Mac sales were clearly a black eye for the company during the quarter, but it was also expected given the reports that came prior to AAPL reporting earnings. The drop is really returning Mac sales to its normal trend we saw prior to the pandemic, which brought a huge amount of demand forward. I for one was a consumer that bought a new Mac during the pandemic.
Here is a look at Mac sales by quarter dating back to 2006.
Where Do We Go From Here?
For me, I see this as an opportunity to take some profits off the table with the stock nearing its all-time high around $180.
Analysts are expecting 2023 EPS of $5.94 per share, which puts shares of Apple at an FY23 earnings multiple of 29.2x. A multiple this high clearly does not offer any real value. For comparative purposes, the stock has traded at a five-year average closer to 22.3x.
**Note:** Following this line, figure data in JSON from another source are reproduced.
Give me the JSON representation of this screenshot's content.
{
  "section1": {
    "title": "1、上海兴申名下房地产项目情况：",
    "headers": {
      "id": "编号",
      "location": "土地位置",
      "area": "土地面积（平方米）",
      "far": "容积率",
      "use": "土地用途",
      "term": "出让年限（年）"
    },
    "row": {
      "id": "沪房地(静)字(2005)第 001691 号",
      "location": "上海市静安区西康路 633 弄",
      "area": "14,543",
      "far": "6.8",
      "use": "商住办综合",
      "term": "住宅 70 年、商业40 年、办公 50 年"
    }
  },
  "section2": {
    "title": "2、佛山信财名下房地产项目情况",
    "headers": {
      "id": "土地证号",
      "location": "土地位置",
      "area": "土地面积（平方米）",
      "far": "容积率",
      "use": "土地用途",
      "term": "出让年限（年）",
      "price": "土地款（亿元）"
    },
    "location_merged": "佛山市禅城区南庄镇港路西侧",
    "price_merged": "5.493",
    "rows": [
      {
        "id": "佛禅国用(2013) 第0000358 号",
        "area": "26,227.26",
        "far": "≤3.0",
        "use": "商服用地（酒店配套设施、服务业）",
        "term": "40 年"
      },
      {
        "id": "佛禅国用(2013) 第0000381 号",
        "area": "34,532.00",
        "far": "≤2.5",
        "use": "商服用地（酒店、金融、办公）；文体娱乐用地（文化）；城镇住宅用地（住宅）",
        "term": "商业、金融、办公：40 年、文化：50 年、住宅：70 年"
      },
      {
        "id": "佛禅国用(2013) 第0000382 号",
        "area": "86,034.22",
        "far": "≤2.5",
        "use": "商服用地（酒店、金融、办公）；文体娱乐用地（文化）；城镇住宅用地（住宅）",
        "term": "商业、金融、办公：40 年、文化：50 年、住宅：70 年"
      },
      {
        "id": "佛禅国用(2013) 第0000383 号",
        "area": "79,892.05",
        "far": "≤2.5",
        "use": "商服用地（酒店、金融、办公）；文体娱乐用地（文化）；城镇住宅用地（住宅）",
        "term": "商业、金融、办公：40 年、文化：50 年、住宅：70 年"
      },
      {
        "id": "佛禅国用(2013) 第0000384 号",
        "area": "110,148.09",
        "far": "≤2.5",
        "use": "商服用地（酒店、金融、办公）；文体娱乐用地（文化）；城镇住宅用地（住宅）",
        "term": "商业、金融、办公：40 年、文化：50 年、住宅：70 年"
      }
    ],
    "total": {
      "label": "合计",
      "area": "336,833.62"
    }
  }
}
The one catalyst I see for the company is the growth in China that we are starting to see once again from numerous companies with exposure to that region. Greater China sales were still down quarter over quarter, but the company provided some color around growth seen in the final month of the quarter, which can give investors some optimism. However, how much of that is priced in at 29x?
Looking ahead, you can see analysts are looking for negative growth in 2023, 10% growth in FY24 and 9% growth in FY25. That is VERY minimal growth for a company trading near 30x.
Apple reported earnings that were “OK” at best, but investors focused solely on iPhone sales surprising. Although the iPhone is the engine that makes the company go, there is a lot more that goes into it and many of the other key product lines saw negative growth causing the company to see sales declines for the second consecutive quarter.
In addition, not a ton of growth is expected moving forward as the company is expected to see EPS decline in FY23, but not surpassing 10% over the next few years. Paying a premium for such little growth just to own shares of Apple is not something that gets me excited.
I am using this time to lower my position for the near-term.